Air & Space: Just before the Brussels airport bombing in March, two of the alleged bombers walked through the airport pushing luggage carts, each with his left hand in a black glove. Shouldn’t this have drawn the attention of airport security?

Baum: Well, it’s very easy after the event to look at the image and highlight the fact that two of the men each wore one glove. Or—more obviously—that all three men had checked luggage but no carry-on baggage. In a live operational environment it’s not so easy. But we ought to be relying much more on behavioral analysis and deploying staff at entrances to terminal buildings, taxi drop-off zones, station platforms, and in the lines to the checkpoint. Airport security officers should be focused on observing behavior and questioning people if concerns arise.

How effective are the airport security measures put in place in the United States after 9/11?

The passenger screening checkpoint is more robust now than ever before and, at the very least, seems to be an effective deterrent. However, we need to consider whether it is just good “security theater” or whether it is truly capable, if operated by personnel of the right caliber, of identifying most of the prohibited items we are searching for. Here lies the problem: We should not be searching for prohibited items. We should be searching for negative intent. Who cares whether a passenger has a pair of scissors or a box cutter if there is no intent to use them as a weapon?

We all know we can go to an airport duty-free shop and buy glass bottles which, if broken, are far more dangerous. Aviation security ought to be based more on common sense. Yes, I believe passionately in profiling—not racial profiling, but differentiating between passengers based on a risk analysis. People argue against it, yet every other security agency uses the technique, including customs, immigration, and quarantine officers assigned to airports.

Philip Baum
British security specialist Philip Baum is the author of Violence in the Skies: A History of Aircraft Hijacking and Bombing.

With the tightening of security for inflight operations, have airports themselves become more of a target for terrorists?

Absolutely. As a European, I find it incredible that the United States does not routinely screen all personnel accessing security-restricted areas of airports—a fundamental flaw in the system allowing the insider threat to be exploited.

The Transportation Security Administration in the U.S. uses human workers to man screening devices searching for weapons and banned items, but undercover tests conducted by the Department of Homeland Security discovered that human screeners repeatedly fail to detect banned items at security checkpoints. Should the TSA consider some type of artificial intelligence at security checkpoints to assist the human screeners, who might be prone to boredom and fatigue?

The problem is not just one of human error: The caliber of the staff employed, their level of motivation, and the disciplinary process in place to address security failings are all important factors to conisder. We are inspecting far too many people for a ridiculous range of materials that are—in themselves—not a threat. The whole liquid-aerosol-gel regime introduced a decade ago has resulted in vast numbers of people being inconvenienced and having perfectly safe products confiscated. Screeners see a bottle of wine and think they have found a threat. Maybe we should be encouraging a regime that actually addresses the threat and identifies those who might try to attack the industry.

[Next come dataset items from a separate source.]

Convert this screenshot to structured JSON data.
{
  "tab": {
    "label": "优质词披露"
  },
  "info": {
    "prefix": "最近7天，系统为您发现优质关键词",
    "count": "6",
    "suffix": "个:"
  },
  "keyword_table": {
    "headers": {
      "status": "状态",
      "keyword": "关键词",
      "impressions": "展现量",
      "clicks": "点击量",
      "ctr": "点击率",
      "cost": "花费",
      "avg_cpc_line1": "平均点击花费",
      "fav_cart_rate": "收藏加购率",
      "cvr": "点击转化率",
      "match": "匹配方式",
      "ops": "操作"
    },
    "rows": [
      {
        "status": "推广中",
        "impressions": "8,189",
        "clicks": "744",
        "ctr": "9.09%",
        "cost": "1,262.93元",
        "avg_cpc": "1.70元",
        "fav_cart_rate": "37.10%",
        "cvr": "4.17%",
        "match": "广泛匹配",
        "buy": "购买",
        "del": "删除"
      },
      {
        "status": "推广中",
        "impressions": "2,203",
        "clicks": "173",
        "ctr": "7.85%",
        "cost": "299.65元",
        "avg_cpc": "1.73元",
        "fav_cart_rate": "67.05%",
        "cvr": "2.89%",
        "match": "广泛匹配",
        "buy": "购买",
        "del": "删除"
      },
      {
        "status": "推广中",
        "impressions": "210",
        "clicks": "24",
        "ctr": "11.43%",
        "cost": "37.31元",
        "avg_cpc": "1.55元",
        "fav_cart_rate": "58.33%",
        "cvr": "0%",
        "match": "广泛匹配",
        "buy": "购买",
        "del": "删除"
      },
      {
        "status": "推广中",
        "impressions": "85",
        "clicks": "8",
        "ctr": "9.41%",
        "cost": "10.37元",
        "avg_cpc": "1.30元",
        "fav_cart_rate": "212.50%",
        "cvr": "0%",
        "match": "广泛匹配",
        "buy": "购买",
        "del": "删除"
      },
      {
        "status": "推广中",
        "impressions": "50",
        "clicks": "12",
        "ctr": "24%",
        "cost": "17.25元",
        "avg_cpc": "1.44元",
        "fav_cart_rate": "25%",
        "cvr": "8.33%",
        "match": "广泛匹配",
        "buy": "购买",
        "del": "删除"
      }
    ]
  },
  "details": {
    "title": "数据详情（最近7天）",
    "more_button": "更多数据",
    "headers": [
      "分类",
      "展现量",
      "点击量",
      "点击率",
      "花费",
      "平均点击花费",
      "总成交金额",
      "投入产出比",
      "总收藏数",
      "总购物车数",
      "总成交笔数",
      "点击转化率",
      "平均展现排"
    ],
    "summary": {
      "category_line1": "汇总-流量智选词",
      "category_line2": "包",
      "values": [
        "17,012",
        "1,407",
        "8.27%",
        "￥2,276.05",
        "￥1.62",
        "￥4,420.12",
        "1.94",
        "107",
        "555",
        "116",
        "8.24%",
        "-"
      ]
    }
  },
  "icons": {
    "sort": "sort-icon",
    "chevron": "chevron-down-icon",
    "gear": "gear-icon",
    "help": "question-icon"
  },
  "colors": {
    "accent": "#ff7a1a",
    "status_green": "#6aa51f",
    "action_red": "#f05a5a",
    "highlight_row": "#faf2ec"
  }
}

You’ve said that airport security is too predictable. What could make it less predictable?

We all know what we can take to the airport. We all know the process we’ll go through, so it is fairly easy to plot one’s way around it. I’d like to see airports equipped with a range of security technologies, where we don’t know which one will be used when we set out to the airport.

What is your opinion of the aviation security practices in Israel?

Israel is the home of profiling, and though it wouldn’t be practical to adopt the Israeli system, we could be using elements of it, especially common sense. Profiling based on behavioral analysis—not race—is the best way to identify insider threats, suicidal pilots, hijackers, unruly passengers, victims of human trafficking, traffickers, and other criminals.